Rule-based Routing¶
Rule-based Routing is a system that executes different actions based on the conditions of validation results. It supports both Python expressions and Jinja2 template engine.
Overview¶
CheckpointResult
│
▼
┌──────────────────┐
│ ActionRouter │
│ (RouteMode) │
└────────┬─────────┘
│
┌────┴────┐
▼ ▼
┌───────┐ ┌───────┐
│Route 1│ │Route 2│ ...
│(Rule) │ │(Rule) │
└───┬───┘ └───┬───┘
│ │
▼ ▼
[Actions] [Actions]
Core Classes¶
RouteContext¶
Context data used for evaluating routing rules.
@dataclass(frozen=True)
class RouteContext:
"""Routing context (immutable)."""
checkpoint_name: str # Checkpoint name
run_id: str # Execution ID
status: str # Result status
data_asset: str # Data asset
run_time: datetime # Execution time
total_issues: int = 0 # Total issue count
critical_issues: int = 0 # Critical issue count
high_issues: int = 0 # High issue count
medium_issues: int = 0 # Medium issue count
low_issues: int = 0 # Low issue count
info_issues: int = 0 # Info issue count
pass_rate: float = 100.0 # Pass rate (0-100)

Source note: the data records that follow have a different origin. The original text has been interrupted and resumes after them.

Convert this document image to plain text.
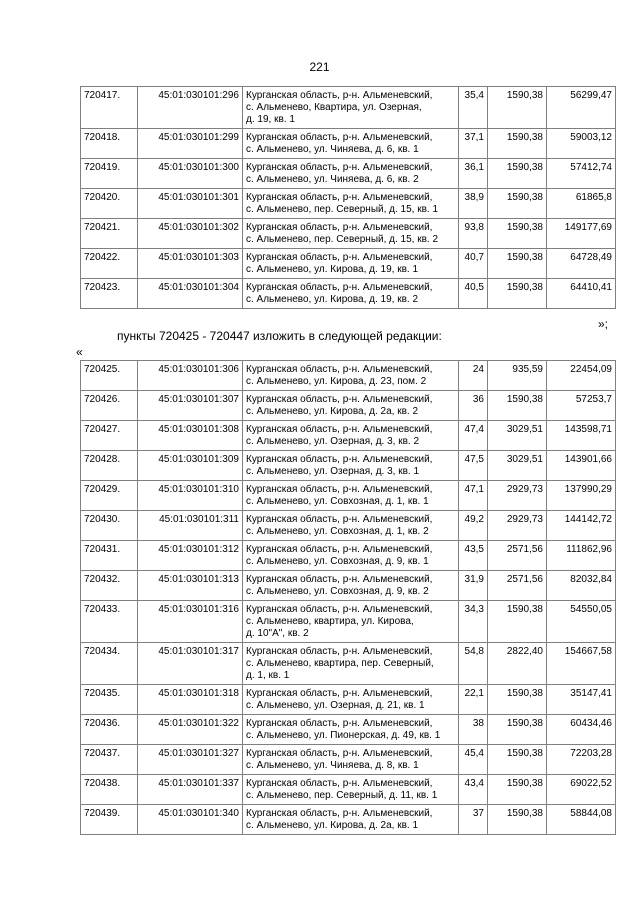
221
720417.	45:01:030101:296	Курганская область, р-н. Альменевский,
с. Альменево, Квартира, ул. Озерная,
д. 19, кв. 1	35,4	1590,38	56299,47
720418.	45:01:030101:299	Курганская область, р-н. Альменевский,
с. Альменево, ул. Чиняева, д. 6, кв. 1	37,1	1590,38	59003,12
720419.	45:01:030101:300	Курганская область, р-н. Альменевский,
с. Альменево, ул. Чиняева, д. 6, кв. 2	36,1	1590,38	57412,74
720420.	45:01:030101:301	Курганская область, р-н. Альменевский,
с. Альменево, пер. Северный, д. 15, кв. 1	38,9	1590,38	61865,8
720421.	45:01:030101:302	Курганская область, р-н. Альменевский,
с. Альменево, пер. Северный, д. 15, кв. 2	93,8	1590,38	149177,69
720422.	45:01:030101:303	Курганская область, р-н. Альменевский,
с. Альменево, ул. Кирова, д. 19, кв. 1	40,7	1590,38	64728,49
720423.	45:01:030101:304	Курганская область, р-н. Альменевский,
с. Альменево, ул. Кирова, д. 19, кв. 2	40,5	1590,38	64410,41
»;
пункты 720425 - 720447 изложить в следующей редакции:
«
720425.	45:01:030101:306	Курганская область, р-н. Альменевский,
с. Альменево, ул. Кирова, д. 23, пом. 2	24	935,59	22454,09
720426.	45:01:030101:307	Курганская область, р-н. Альменевский,
с. Альменево, ул. Кирова, д. 2а, кв. 2	36	1590,38	57253,7
720427.	45:01:030101:308	Курганская область, р-н. Альменевский,
с. Альменево, ул. Озерная, д. 3, кв. 2	47,4	3029,51	143598,71
720428.	45:01:030101:309	Курганская область, р-н. Альменевский,
с. Альменево, ул. Озерная, д. 3, кв. 1	47,5	3029,51	143901,66
720429.	45:01:030101:310	Курганская область, р-н. Альменевский,
с. Альменево, ул. Совхозная, д. 1, кв. 1	47,1	2929,73	137990,29
720430.	45:01:030101:311	Курганская область, р-н. Альменевский,
с. Альменево, ул. Совхозная, д. 1, кв. 2	49,2	2929,73	144142,72
720431.	45:01:030101:312	Курганская область, р-н. Альменевский,
с. Альменево, ул. Совхозная, д. 9, кв. 1	43,5	2571,56	111862,96
720432.	45:01:030101:313	Курганская область, р-н. Альменевский,
с. Альменево, ул. Совхозная, д. 9, кв. 2	31,9	2571,56	82032,84
720433.	45:01:030101:316	Курганская область, р-н. Альменевский,
с. Альменево, квартира, ул. Кирова,
д. 10"А", кв. 2	34,3	1590,38	54550,05
720434.	45:01:030101:317	Курганская область, р-н. Альменевский,
с. Альменево, квартира, пер. Северный,
д. 1, кв. 1	54,8	2822,40	154667,58
720435.	45:01:030101:318	Курганская область, р-н. Альменевский,
с. Альменево, ул. Озерная, д. 21, кв. 1	22,1	1590,38	35147,41
720436.	45:01:030101:322	Курганская область, р-н. Альменевский,
с. Альменево, ул. Пионерская, д. 49, кв. 1	38	1590,38	60434,46
720437.	45:01:030101:327	Курганская область, р-н. Альменевский,
с. Альменево, ул. Чиняева, д. 8, кв. 1	45,4	1590,38	72203,28
720438.	45:01:030101:337	Курганская область, р-н. Альменевский,
с. Альменево, пер. Северный, д. 11, кв. 1	43,4	1590,38	69022,52
720439.	45:01:030101:340	Курганская область, р-н. Альменевский,
с. Альменево, ул. Кирова, д. 2а, кв. 1	37	1590,38	58844,08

tags: dict[str, str] = field(default_factory=dict)
metadata: dict[str, Any] = field(default_factory=dict)
validation_duration_ms: float = 0.0 # Validation duration (ms)
error: str | None = None # Error message
ActionRouter¶
The main class that manages routing.
from truthound.checkpoint.routing import ActionRouter, Route
from truthound.checkpoint.routing.base import RouteMode
class RouteMode(str, Enum):
"""Routing mode."""
FIRST_MATCH = "first_match" # Execute only the first matching route
ALL_MATCHES = "all_matches" # Execute all matching routes
PRIORITY_GROUP = "priority_group" # Execute the highest priority group
# Create Router
router = ActionRouter(mode=RouteMode.ALL_MATCHES)
# Add Route
router.add_route(route)
Route¶
A mapping between rules and actions.
from truthound.checkpoint.routing import Route
from truthound.checkpoint.routing.base import RoutePriority
class RoutePriority(int, Enum):
"""Route priority."""
CRITICAL = 100
HIGH = 80
NORMAL = 50
LOW = 20
DEFAULT = 0
route = Route(
name="critical_alerts",
rule=SeverityRule(min_severity="critical"),
actions=[PagerDutyAction(...)],
priority=RoutePriority.CRITICAL, # Or an integer value
)
Built-in Rules (11 Types)¶
AlwaysRule / NeverRule¶
Rules that always match or never match.
from truthound.checkpoint.routing.rules import AlwaysRule, NeverRule
# For default route
always = AlwaysRule() # Always True
# For disabling a route
never = NeverRule() # Always False
SeverityRule¶
Matches based on issue severity.
from truthound.checkpoint.routing.rules import SeverityRule
# Match if critical issues exist
rule = SeverityRule(min_severity="critical")
# Match if 5 or more high-level issues exist
rule = SeverityRule(min_severity="high", min_count=5)
# Medium issues only (range specification)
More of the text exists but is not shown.